Back in 2008, Stacy Ritter was stumping hard for Barack Obama and looking for payback if he won a job in the White House.
Perhaps to further both of those causes, Ritter donated $15,000 out of her own campaign account to a committee tied to the Democratic National Convention in Denver on August 25, 2008. (And yes, this time the check not only existed but it cleared). The problem: The law allows a candidate for office with surplus campaign funds to give a maximum of $10,000 to a political party. It's a law clearly designed to limit candidates' own influence peddling in their own parties.
The Florida Elections Commission looked at that issue in the investigation that has revealed all kinds of unlawful activity and led to 28 civil charges being filed against Ritter by the state. Inside, see Ritter's attorney's seemingly faulty explanation for the contribution.
In a response to the investigation, Ritter attorney Mark Herron defended the contribution by first saying that Ritter's contribution didn't to go the convention but to the Denver 2008 Convention Planning Committee.
"A contribution to the Denver 2008 Convention Planning Committee is not a contribution to political party. The Denver 2008 Convention Planning Committee is a charitable organization pursuant to s. 501(c)(3) of the Internal Revenue Code," wrote Herron.
What? How can an obviously partisan political group be considered a charity? We all got a crash course in the exclusion of politics from 501(c)(3) during former Mayor Ken Keechl's controversial Mayor's Gala, after all.
I'm researching this, but on first glance, it looks like somehow the committee was granted charitable status.
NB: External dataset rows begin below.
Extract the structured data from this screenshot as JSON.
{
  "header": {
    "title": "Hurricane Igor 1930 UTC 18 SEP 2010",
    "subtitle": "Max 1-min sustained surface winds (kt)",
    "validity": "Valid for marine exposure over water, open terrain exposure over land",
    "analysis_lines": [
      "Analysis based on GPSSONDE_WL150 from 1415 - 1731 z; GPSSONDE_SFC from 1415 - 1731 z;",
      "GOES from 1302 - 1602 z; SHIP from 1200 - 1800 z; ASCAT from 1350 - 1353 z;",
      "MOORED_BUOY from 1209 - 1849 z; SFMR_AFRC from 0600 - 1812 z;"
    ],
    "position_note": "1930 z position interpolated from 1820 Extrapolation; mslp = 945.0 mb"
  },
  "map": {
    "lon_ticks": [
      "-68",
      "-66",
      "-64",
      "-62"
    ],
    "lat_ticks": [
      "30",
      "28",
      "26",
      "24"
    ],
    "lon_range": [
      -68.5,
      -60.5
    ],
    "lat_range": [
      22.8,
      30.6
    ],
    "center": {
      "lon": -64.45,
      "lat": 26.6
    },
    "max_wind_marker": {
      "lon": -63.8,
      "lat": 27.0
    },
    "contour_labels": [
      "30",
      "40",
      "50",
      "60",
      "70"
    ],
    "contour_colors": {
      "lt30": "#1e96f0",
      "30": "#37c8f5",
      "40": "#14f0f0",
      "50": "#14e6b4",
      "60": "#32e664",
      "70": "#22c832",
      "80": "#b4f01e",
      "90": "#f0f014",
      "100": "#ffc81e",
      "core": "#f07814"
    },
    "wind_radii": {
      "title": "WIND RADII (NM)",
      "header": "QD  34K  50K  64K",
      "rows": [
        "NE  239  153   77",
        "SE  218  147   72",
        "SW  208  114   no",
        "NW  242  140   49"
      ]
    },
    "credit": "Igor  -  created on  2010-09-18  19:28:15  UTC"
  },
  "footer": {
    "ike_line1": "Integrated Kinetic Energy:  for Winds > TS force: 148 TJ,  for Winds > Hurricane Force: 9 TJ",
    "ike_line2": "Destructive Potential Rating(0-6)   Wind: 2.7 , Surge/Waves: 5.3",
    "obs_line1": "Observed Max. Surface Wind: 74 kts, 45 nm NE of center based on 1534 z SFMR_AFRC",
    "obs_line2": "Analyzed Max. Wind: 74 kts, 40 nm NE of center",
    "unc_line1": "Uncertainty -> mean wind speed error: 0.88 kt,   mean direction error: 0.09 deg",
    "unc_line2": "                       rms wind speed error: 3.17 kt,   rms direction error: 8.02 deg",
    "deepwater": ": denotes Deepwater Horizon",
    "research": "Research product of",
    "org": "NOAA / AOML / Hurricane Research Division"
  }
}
Here's an explanation found on the Colorado Women's Chamber of Commerce website:
This August, Denver will be the host city for the 2008 Democratic National Convention and the Denver 2008 Convention Planning Committee has the privilege and historic opportunity to showcase and celebrate Denver in front of 15,000 members of the media on a world stage. The Planning Committee has made a commitment to raise more than $40 million in cash to host a successful convention and needs your help in meeting that goal... The Denver 2008 Convention Planning Committee is a 501(c)(3) organization and contributions to the Planning Committee may be tax deductible as a charitable contribution.